I’m looking forward to your interview with Bjarne Stroustrup. I have a few questions that you might consider asking. (But feel free to modify them, incorporate them into your own conversation, or just don’t ask them.)
- When I learned C++ more than 20 years ago there were only books and in-person trainings. I learned from “The C++ Programming Language” and later from Scott Meyers “Effective C++” books. Nowadays there are lots of C++ books, tons of text and video tutorials (on Youtube, Udemy, Learning Path, …), conferences and recorded conference talks, spaces on social media (e.g. Reddit, Twitter, and Discord), Q&A websites like StackOverflow, etc. How has that changed the way people learn C++? Where are the deficits? (I’d guess bad sources and outdated patterns and practices).

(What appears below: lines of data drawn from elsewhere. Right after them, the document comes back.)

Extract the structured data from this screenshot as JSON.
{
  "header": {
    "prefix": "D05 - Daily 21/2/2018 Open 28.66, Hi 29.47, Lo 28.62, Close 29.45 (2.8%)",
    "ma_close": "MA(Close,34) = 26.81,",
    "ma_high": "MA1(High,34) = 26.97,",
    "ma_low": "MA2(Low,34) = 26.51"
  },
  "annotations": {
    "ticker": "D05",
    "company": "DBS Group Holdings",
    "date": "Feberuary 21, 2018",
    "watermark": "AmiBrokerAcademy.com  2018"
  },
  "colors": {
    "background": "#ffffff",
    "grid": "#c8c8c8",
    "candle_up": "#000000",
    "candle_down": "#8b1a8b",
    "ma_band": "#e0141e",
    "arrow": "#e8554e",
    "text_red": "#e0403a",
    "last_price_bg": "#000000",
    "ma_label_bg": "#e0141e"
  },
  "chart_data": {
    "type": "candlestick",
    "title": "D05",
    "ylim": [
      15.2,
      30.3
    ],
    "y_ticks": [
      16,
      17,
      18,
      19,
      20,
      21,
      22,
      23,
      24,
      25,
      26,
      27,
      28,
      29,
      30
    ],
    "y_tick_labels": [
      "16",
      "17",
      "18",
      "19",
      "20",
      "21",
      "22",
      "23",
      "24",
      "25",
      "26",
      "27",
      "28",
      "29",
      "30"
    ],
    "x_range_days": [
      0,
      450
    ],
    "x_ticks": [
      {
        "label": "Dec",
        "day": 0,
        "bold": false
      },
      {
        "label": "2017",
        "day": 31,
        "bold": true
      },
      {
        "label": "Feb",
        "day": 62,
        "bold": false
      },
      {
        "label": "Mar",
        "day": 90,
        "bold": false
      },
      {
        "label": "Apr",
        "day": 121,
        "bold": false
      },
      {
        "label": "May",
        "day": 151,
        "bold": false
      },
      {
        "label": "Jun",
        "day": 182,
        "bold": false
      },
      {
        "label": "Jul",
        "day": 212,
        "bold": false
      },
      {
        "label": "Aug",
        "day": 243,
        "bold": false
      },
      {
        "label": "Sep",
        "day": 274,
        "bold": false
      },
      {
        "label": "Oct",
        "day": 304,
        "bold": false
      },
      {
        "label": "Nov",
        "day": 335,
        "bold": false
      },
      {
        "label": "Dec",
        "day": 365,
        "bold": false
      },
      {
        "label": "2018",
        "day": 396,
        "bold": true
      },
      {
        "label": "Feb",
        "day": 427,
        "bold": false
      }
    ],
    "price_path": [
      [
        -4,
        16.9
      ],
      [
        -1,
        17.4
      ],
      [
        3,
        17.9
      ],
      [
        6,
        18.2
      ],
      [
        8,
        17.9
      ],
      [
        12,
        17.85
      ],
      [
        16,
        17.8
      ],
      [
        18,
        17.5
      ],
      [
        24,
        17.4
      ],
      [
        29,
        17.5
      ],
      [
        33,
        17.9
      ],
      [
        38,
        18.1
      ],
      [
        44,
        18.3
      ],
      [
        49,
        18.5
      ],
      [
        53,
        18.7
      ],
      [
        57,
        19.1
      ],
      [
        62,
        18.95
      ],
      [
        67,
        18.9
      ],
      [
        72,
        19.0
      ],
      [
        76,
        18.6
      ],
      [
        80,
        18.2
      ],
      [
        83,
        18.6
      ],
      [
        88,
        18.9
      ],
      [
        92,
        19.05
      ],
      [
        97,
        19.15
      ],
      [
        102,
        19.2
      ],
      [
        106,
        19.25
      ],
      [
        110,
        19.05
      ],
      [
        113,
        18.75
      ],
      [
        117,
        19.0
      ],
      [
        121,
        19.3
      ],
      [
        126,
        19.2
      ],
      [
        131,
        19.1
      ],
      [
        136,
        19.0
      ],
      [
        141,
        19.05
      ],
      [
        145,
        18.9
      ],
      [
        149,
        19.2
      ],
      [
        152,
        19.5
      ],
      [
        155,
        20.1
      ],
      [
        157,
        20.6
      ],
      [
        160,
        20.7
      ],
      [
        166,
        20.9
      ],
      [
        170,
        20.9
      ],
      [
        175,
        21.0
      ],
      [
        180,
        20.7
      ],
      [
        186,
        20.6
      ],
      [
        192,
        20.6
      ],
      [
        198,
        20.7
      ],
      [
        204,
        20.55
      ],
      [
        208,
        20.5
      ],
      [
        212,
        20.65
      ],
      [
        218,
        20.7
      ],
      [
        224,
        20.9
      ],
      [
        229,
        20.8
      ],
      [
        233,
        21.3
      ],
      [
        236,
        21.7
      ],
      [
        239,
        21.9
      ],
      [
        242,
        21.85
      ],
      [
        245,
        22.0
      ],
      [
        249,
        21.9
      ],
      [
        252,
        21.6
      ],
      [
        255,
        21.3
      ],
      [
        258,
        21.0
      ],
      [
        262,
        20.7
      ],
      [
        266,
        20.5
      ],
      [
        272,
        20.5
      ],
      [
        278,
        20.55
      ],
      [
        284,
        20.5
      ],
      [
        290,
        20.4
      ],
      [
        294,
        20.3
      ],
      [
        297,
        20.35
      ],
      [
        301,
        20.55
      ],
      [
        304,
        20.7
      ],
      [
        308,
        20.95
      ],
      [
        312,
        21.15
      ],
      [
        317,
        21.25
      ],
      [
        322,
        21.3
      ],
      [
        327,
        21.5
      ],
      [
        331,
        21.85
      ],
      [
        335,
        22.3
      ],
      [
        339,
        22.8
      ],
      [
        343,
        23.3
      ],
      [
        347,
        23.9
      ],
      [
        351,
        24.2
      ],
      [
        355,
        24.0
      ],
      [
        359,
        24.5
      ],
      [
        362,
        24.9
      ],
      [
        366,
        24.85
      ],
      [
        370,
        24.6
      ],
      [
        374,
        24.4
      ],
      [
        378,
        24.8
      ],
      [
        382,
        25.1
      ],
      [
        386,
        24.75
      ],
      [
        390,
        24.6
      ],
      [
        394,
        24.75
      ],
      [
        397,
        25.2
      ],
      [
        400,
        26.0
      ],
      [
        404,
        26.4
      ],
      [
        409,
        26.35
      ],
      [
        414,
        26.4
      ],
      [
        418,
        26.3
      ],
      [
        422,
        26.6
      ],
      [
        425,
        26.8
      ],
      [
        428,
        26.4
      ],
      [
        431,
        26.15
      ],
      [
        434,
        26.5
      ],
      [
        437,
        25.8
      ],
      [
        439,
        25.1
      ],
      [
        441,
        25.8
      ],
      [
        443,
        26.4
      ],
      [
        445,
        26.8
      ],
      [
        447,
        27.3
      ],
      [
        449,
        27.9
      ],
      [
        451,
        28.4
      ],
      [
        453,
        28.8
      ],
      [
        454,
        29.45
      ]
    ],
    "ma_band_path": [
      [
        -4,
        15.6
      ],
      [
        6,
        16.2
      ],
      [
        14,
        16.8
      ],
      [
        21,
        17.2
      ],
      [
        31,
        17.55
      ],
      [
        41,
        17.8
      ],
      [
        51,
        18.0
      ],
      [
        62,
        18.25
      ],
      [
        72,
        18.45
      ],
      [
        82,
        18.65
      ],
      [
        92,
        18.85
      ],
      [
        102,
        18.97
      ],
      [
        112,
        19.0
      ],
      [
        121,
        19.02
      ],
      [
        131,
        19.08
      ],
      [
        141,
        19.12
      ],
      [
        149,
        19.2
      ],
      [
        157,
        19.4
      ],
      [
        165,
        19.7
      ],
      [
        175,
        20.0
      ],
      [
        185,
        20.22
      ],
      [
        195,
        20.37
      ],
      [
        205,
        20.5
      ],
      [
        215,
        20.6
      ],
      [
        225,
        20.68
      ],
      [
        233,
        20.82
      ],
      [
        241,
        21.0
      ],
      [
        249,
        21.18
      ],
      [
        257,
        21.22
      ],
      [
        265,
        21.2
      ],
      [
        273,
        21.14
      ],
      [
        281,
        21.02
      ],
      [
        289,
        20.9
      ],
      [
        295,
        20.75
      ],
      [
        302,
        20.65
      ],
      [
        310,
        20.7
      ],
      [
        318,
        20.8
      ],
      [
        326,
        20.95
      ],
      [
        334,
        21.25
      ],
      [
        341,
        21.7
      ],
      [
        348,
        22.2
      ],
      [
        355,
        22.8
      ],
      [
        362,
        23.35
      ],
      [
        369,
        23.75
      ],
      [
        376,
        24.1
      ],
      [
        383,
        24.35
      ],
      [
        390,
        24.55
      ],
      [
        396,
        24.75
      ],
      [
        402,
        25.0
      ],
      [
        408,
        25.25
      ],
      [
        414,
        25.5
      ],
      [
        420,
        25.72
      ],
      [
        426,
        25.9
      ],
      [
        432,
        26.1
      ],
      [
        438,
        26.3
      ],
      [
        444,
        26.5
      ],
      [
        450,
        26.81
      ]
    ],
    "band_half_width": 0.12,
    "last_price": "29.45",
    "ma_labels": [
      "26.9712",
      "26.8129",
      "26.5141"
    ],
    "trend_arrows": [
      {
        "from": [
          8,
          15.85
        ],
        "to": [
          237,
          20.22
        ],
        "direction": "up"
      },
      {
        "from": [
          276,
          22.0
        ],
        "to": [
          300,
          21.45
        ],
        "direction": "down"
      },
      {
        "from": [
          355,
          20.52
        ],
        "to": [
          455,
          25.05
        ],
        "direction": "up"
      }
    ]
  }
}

- Do you have some general advice how somebody who already knows one or two programming languages can learn C++? Should they start with a book, should they move quickly to implementing a toy project, can websites like Exercism help? How important are code reviews and advice from experienced programmers?
- Oracle offers certificates for Java programmers. As far as I know nothing similar exists in the C++ world, right? Do you think it might be useful if some larger organization would offer certifications and tests, or is that mostly useless?
- In the past few years a lot of new programming languages got love and attention. Some of them have features that are absent in C++, e.g. Go’s builtin goroutines, Rust’s borrow checker, Nim’s compile time macros that modify the AST… Do you think some of those things might make it into the C++ world?
- Do you thing C++'s committee-driven approach with its 3-year cycle, its many stakeholders, rather tedious proposal process, and strong backwards compatibility can still compete with new languages that can move a lot faster?
- Would you recommend C++ as a first programming language? If yes, what would be a good second complimentary programming language? If not, what could be a good first choice for beginners?